Liberalen geht das alles nicht weit genug. Auf Initiative der Jungen Liberalen (Julis) wurde beim letzten Bundesparteitag eine allgemeine Impflicht für Kinder bis 14 Jahren beschlossen. „Denn auch das Erziehungsrecht der Eltern kennt Grenzen, wenn es zulasten des Wohlergehens und der Gesundheit des Kindes geht“, heißt es im Antrag. „Kinder sollten deshalb zum Schutze ihrer körperlichen Unversehrtheit ein Recht auf Impfschutz erhalten.“ Die nötigen Impfungen sollen sich an Empfehlungen der ständigen Impfkommission orientieren. Liberale sehen Pädiater in der Verantwortung, Eltern zu informieren.
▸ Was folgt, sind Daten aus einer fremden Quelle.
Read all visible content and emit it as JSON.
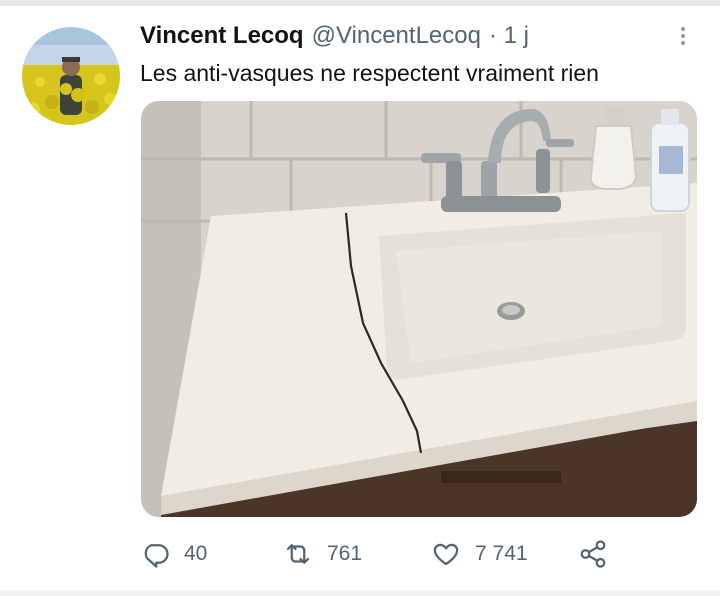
{
  "tweet": {
    "author_name": "Vincent Lecoq",
    "author_handle": "@VincentLecoq",
    "timestamp": "· 1 j",
    "text": "Les anti-vasques ne respectent vraiment rien",
    "more_icon": "more-vertical-icon",
    "avatar_alt": "avatar"
  },
  "actions": {
    "reply": {
      "icon": "reply-icon",
      "count": "40"
    },
    "retweet": {
      "icon": "retweet-icon",
      "count": "761"
    },
    "like": {
      "icon": "heart-icon",
      "count": "7 741"
    },
    "share": {
      "icon": "share-icon"
    }
  },
  "colors": {
    "text_primary": "#0f1419",
    "text_secondary": "#536471"
  }
}
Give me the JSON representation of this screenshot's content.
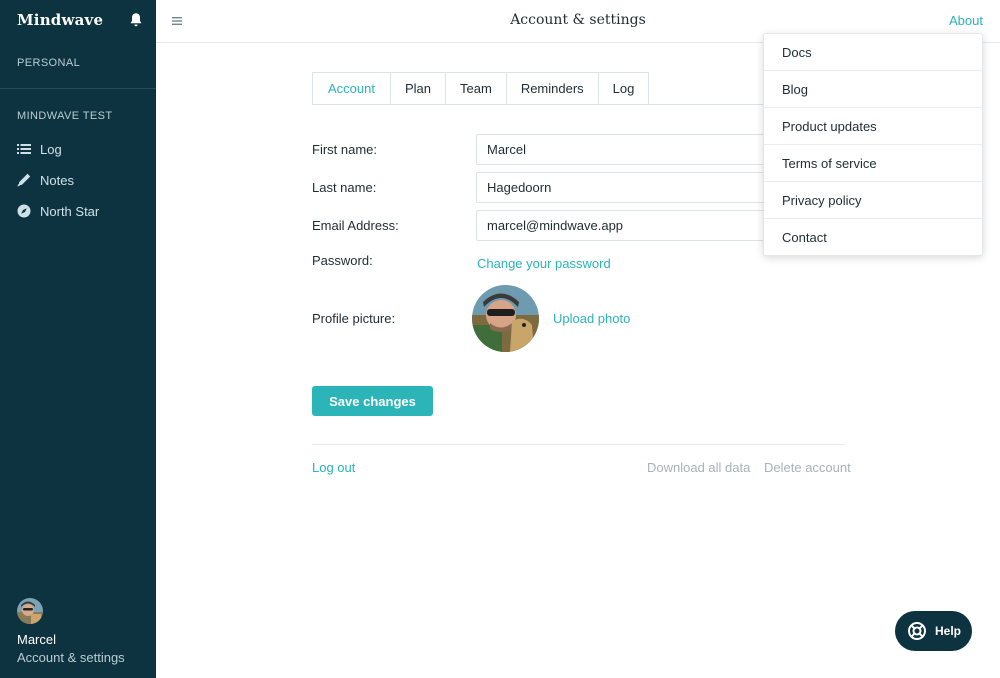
{
  "sidebar": {
    "brand": "Mindwave",
    "section_personal": "PERSONAL",
    "section_test": "MINDWAVE TEST",
    "items": [
      {
        "label": "Log",
        "icon": "list-icon"
      },
      {
        "label": "Notes",
        "icon": "pencil-icon"
      },
      {
        "label": "North Star",
        "icon": "compass-icon"
      }
    ],
    "user": {
      "name": "Marcel",
      "settings_link": "Account & settings"
    }
  },
  "header": {
    "title": "Account & settings",
    "about_label": "About"
  },
  "tabs": [
    "Account",
    "Plan",
    "Team",
    "Reminders",
    "Log"
  ],
  "active_tab": "Account",
  "form": {
    "first_name_label": "First name:",
    "first_name_value": "Marcel",
    "last_name_label": "Last name:",
    "last_name_value": "Hagedoorn",
    "email_label": "Email Address:",
    "email_value": "marcel@mindwave.app",
    "password_label": "Password:",
    "change_password": "Change your password",
    "profile_label": "Profile picture:",
    "upload_photo": "Upload photo",
    "save_label": "Save changes"
  },
  "footer_links": {
    "logout": "Log out",
    "download": "Download all data",
    "delete": "Delete account"
  },
  "about_menu": [
    "Docs",
    "Blog",
    "Product updates",
    "Terms of service",
    "Privacy policy",
    "Contact"
  ],
  "help_label": "Help",
  "colors": {
    "sidebar_bg": "#0d3340",
    "accent": "#2ab4b8",
    "muted_link": "#a7b3b8"
  }
}
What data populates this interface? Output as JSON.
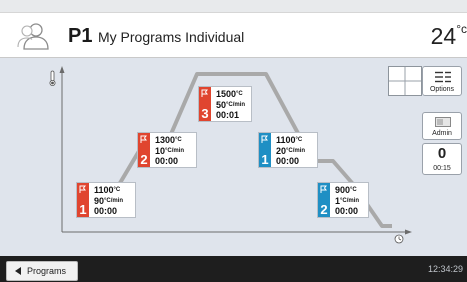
{
  "header": {
    "program_id": "P1",
    "program_name": "My Programs Individual",
    "temperature_value": "24",
    "temperature_unit": "°c"
  },
  "steps": [
    {
      "kind": "heat",
      "number": "1",
      "temp": "1100",
      "rate": "90",
      "time": "00:00"
    },
    {
      "kind": "heat",
      "number": "2",
      "temp": "1300",
      "rate": "10",
      "time": "00:00"
    },
    {
      "kind": "heat",
      "number": "3",
      "temp": "1500",
      "rate": "50",
      "time": "00:01"
    },
    {
      "kind": "cool",
      "number": "1",
      "temp": "1100",
      "rate": "20",
      "time": "00:00"
    },
    {
      "kind": "cool",
      "number": "2",
      "temp": "900",
      "rate": "1",
      "time": "00:00"
    }
  ],
  "units": {
    "temp": "°C",
    "rate": "°C/min"
  },
  "controls": {
    "options_label": "Options",
    "admin_label": "Admin",
    "counter_value": "0",
    "counter_time": "00:15"
  },
  "footer": {
    "programs_label": "Programs",
    "clock": "12:34:29"
  },
  "icons": [
    "user-icon",
    "thermometer-icon",
    "clock-icon",
    "menu-icon",
    "admin-icon",
    "flag-icon",
    "back-arrow-icon"
  ],
  "colors": {
    "heat": "#e0452f",
    "cool": "#1f8fc4",
    "curve": "#a9a9a9"
  }
}
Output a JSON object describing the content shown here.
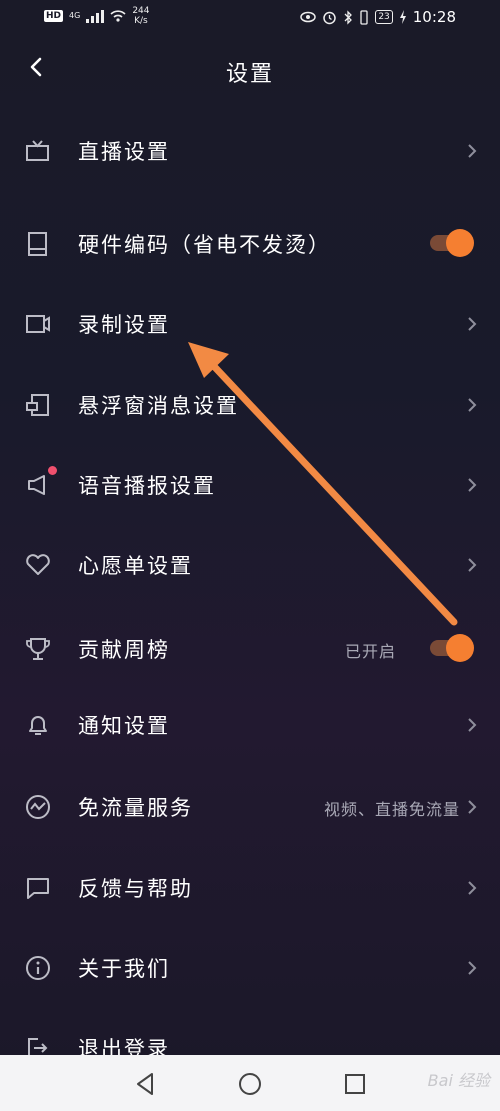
{
  "status_bar": {
    "hd": "HD",
    "network": "4G",
    "speed": "244",
    "speed_unit": "K/s",
    "battery": "23",
    "time": "10:28"
  },
  "header": {
    "title": "设置"
  },
  "settings": [
    {
      "label": "直播设置",
      "icon": "tv-icon",
      "control": "chevron"
    },
    {
      "label": "硬件编码（省电不发烫）",
      "icon": "tablet-icon",
      "control": "toggle",
      "on": true
    },
    {
      "label": "录制设置",
      "icon": "video-camera-icon",
      "control": "chevron"
    },
    {
      "label": "悬浮窗消息设置",
      "icon": "floating-window-icon",
      "control": "chevron"
    },
    {
      "label": "语音播报设置",
      "icon": "speaker-icon",
      "control": "chevron",
      "badge": true
    },
    {
      "label": "心愿单设置",
      "icon": "heart-icon",
      "control": "chevron"
    },
    {
      "label": "贡献周榜",
      "icon": "trophy-icon",
      "control": "toggle",
      "on": true,
      "value": "已开启"
    },
    {
      "label": "通知设置",
      "icon": "bell-icon",
      "control": "chevron"
    },
    {
      "label": "免流量服务",
      "icon": "pulse-icon",
      "control": "chevron",
      "value": "视频、直播免流量"
    },
    {
      "label": "反馈与帮助",
      "icon": "message-icon",
      "control": "chevron"
    },
    {
      "label": "关于我们",
      "icon": "info-icon",
      "control": "chevron"
    },
    {
      "label": "退出登录",
      "icon": "logout-icon",
      "control": "none"
    }
  ],
  "colors": {
    "accent": "#f57f31",
    "annotation_arrow": "#f28a44",
    "badge": "#f0506e"
  },
  "nav_bar": {
    "watermark": "Bai 经验"
  }
}
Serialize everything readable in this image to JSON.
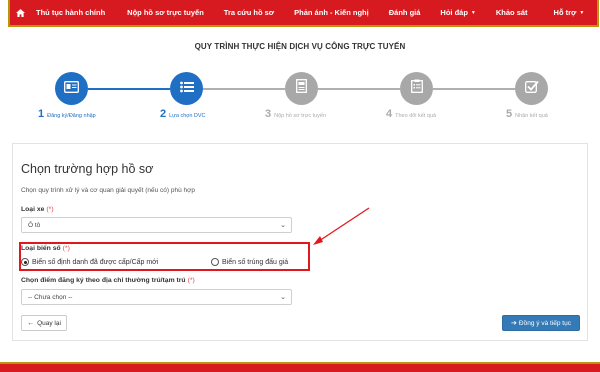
{
  "nav": {
    "items": [
      {
        "label": "Thủ tục hành chính",
        "dropdown": false
      },
      {
        "label": "Nộp hồ sơ trực tuyến",
        "dropdown": false
      },
      {
        "label": "Tra cứu hồ sơ",
        "dropdown": false
      },
      {
        "label": "Phản ánh - Kiến nghị",
        "dropdown": false
      },
      {
        "label": "Đánh giá",
        "dropdown": false
      },
      {
        "label": "Hỏi đáp",
        "dropdown": true
      },
      {
        "label": "Khảo sát",
        "dropdown": false
      },
      {
        "label": "Hỗ trợ",
        "dropdown": true
      }
    ],
    "bg_color": "#d71920",
    "border_color": "#b8960c"
  },
  "page_title": "QUY TRÌNH THỰC HIỆN DỊCH VỤ CÔNG TRỰC TUYẾN",
  "steps": [
    {
      "num": "1",
      "label": "Đăng ký/Đăng nhập",
      "icon": "id-card-icon",
      "active": true
    },
    {
      "num": "2",
      "label": "Lựa chọn DVC",
      "icon": "list-icon",
      "active": true
    },
    {
      "num": "3",
      "label": "Nộp hồ sơ trực tuyến",
      "icon": "document-icon",
      "active": false
    },
    {
      "num": "4",
      "label": "Theo dõi kết quả",
      "icon": "clipboard-icon",
      "active": false
    },
    {
      "num": "5",
      "label": "Nhận kết quả",
      "icon": "checkbox-icon",
      "active": false
    }
  ],
  "form": {
    "title": "Chọn trường hợp hồ sơ",
    "subtitle": "Chọn quy trình xử lý và cơ quan giải quyết (nếu có) phù hợp",
    "vehicle_type_label": "Loại xe",
    "vehicle_type_value": "Ô tô",
    "plate_type_label": "Loại biển số",
    "plate_options": [
      {
        "label": "Biển số định danh đã được cấp/Cấp mới",
        "checked": true
      },
      {
        "label": "Biển số trúng đấu giá",
        "checked": false
      }
    ],
    "registration_place_label": "Chọn điểm đăng ký theo địa chỉ thường trú/tạm trú",
    "registration_place_value": "-- Chưa chọn --",
    "required_mark": "(*)",
    "back_label": "Quay lại",
    "next_label": "Đồng ý và tiếp tục"
  },
  "colors": {
    "accent_blue": "#1f6fc5",
    "button_blue": "#337ab7",
    "highlight_red": "#e1171e",
    "inactive_gray": "#a8a8a8"
  }
}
Bei Health Professionals rennen Eltern offene Türen ein – auch der Bundesverband der Kinder- und Jugendärzte verlangt Pflichtimpfungen. Primär geht es um den Masernschutz. „Aus ärztlicher Sicht kann man von unterlassener Hilfeleistung und von Vernachlässigung elterlicher Fürsorgepflicht sprechen, wenn man einem Kind den derzeit möglichen Schutz vor impfpräsentablen Erkrankungen vorenthält“, sagte Präsident Thomas Fischbach dem FOCUS. „Wer sich impfen lässt, schützt nicht nur sich selbst, sondern auch alle Menschen, die mit ihm in Kontakt treten – dies ist ein Gebot der Solidarität aller mit allen.“ Bei der Umsetzung spielen nicht nur medizinische, sondern auch juristische Aspekte eine Rolle.
„Jeder hat das Recht auf Leben und körperliche Unversehrtheit“, steht im Grundgesetz (GG), Artikel 2. Kurz darauf heißt es aber: „In diese Rechte darf nur auf Grund eines Gesetzes eingegriffen werden.“ Mit entsprechenden Konflikten haben sich die Wissenschaftlichen Dienste am Deutschen Bundestag befasst. „Ein Eingriff in ein Grundrecht ist immer dann gegeben, wenn eine unmittelbare, zielgerichtete Beeinträchtigung des Schutzbereiches erfolgt“, lautet ihre Einschätzung. Dies treffe zwar auf Impfungen zu. Allerdings könne per Gesetz eingegriffen werden. „Ein solcher Eingriff wäre verhältnismäßig, sofern damit ein legitimes Ziel verfolgt wird und der Eingriff ferner geeignet, erforderlich und angemessen ist“, schreiben die Experten weiter. Dass Impfungen ihr Ziel erreichen, steht wissenschaftlich außer Frage. Begriffe wie „erforderlich“ oder „angemessen“ beinhalten jedoch große Ermessensspielräume der Regierung. Mitarbeiter der Wissenschaftlichen Dienste vom GG sehen insgsamt keine unüberwindlichen Hürden.